Doubling funding for something that’s only marginally effective is silly. Resources for mental health are increasing, so let’s put them in better places. Let’s actually make people well. Let’s actually give genuine healing.

Looking at your road map, what are some of the milestones you’re targeting over the next 3-6 months?

FW: There’s a lot going on, but I’ll keep it simple. Top of mind for me are three things: our new partnership launching with a major health club, our new program with US Special Operations Command, and growth of clinics licensing our technology, going from ~60 clinics today to more than 100 by end of year.

Sonal, our proprietary general wellness device for home use, will ship to preorder customers in the next 90 days. We’ll keep booking sales for those as soon as inventory becomes available, so that is exciting.

Ultimately, improved lives make us happy.

Anything else you’d like to share with readers?

FW: The medical establishment does a lot of good, but I think it’s evident to most of us that it’s inefficient and also fails a lot of people.

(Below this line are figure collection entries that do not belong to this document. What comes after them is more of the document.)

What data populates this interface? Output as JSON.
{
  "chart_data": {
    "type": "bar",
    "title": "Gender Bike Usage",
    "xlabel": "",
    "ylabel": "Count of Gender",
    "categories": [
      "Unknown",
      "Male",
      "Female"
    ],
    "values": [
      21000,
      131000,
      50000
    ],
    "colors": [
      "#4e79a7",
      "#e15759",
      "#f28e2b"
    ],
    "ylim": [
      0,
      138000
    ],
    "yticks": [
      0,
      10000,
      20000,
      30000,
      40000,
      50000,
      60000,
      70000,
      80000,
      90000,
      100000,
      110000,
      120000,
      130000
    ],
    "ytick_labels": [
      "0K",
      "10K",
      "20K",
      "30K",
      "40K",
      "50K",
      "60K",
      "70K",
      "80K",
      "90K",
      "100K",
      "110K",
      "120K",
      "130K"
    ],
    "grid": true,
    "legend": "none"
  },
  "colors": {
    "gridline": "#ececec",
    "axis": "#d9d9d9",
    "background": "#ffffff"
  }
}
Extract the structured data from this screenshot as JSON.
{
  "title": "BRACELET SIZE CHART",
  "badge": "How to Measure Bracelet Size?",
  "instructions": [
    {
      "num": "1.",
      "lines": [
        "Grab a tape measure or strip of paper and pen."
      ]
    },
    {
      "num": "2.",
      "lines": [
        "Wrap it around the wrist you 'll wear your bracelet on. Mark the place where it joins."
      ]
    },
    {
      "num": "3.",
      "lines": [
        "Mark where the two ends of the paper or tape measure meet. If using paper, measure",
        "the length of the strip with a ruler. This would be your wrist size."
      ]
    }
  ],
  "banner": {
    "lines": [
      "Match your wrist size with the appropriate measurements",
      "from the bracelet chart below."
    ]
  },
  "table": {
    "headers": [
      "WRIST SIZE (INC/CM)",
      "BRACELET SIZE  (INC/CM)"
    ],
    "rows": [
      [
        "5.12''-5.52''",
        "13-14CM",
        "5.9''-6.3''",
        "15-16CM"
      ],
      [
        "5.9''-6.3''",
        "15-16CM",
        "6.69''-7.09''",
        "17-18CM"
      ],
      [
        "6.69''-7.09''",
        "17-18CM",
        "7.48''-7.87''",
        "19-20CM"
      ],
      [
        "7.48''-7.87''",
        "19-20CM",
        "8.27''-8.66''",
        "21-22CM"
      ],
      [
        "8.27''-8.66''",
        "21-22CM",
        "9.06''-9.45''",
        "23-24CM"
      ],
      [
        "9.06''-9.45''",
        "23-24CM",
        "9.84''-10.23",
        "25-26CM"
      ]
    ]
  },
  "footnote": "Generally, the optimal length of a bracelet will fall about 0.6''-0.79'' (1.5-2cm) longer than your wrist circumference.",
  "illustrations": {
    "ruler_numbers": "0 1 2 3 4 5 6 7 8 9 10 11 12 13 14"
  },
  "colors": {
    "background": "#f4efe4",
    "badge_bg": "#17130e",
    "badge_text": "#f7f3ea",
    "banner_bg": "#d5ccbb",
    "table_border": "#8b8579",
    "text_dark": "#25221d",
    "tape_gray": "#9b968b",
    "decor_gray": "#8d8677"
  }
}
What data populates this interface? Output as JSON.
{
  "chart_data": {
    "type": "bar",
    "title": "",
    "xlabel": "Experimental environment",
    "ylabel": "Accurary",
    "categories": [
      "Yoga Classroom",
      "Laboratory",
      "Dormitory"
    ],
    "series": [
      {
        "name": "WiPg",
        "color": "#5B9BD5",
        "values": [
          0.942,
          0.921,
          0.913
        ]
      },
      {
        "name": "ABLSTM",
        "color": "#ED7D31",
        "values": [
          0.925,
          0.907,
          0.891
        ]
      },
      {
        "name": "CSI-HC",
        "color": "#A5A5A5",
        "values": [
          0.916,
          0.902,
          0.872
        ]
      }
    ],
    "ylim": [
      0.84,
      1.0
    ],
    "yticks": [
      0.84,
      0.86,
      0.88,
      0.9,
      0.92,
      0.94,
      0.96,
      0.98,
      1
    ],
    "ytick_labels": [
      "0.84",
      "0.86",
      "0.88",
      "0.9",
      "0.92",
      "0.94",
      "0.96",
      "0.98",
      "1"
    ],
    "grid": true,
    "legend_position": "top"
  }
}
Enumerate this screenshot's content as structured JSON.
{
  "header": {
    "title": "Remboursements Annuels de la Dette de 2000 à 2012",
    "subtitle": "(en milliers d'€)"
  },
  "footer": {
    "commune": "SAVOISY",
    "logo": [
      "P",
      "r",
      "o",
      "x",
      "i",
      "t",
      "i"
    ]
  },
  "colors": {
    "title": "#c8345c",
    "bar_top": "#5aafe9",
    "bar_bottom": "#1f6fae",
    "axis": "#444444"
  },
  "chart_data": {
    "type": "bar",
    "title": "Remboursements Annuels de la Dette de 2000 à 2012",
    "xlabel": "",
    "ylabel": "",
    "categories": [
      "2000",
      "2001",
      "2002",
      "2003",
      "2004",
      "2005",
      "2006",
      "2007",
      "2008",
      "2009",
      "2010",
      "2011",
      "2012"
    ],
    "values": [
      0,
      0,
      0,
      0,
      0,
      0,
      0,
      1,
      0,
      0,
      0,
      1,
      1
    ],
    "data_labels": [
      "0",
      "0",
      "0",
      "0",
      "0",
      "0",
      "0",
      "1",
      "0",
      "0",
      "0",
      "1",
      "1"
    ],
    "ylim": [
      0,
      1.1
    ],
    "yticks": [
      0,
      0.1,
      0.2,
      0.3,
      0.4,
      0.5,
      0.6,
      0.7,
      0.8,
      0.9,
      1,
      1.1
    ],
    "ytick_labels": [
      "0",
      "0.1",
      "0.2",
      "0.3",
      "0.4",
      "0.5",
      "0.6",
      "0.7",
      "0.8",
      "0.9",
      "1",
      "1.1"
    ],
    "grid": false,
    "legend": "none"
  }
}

At Wave, we love the idea of an efficient approach to Braincare that is as useful for those of us trying to live our best lives as it is for those who are unwell and in need of a better, objective solution.

We think our technology not only fills the gaps that exist today, but it is the standard that care will be measured against in the future. We set our standards in terms of absolute clarity, efficiency, efficacy, and scale in mind. Every person gets the same high level of personalization, independent of volume or complexity. And you’d be amazed at the benefits one will experience after a set of Braincare sessions.

The last thing I always emphasize is that if there’s an issue with your mind, it’s probably an issue with the brain, and it’s probably fixable.

There are a lot of companies out there getting power and money saying it’s all environment; it’s all your genes; it’s all permanent and you’re just going to have to deal with it, so here’s something for the pain or here’s something to distract you.

Don’t believe that. You can get better, faster, without any of that. You can optimize this organ through applied science. This is why our attrition is zero; everyone who works here believes this and experiences it in their own lives.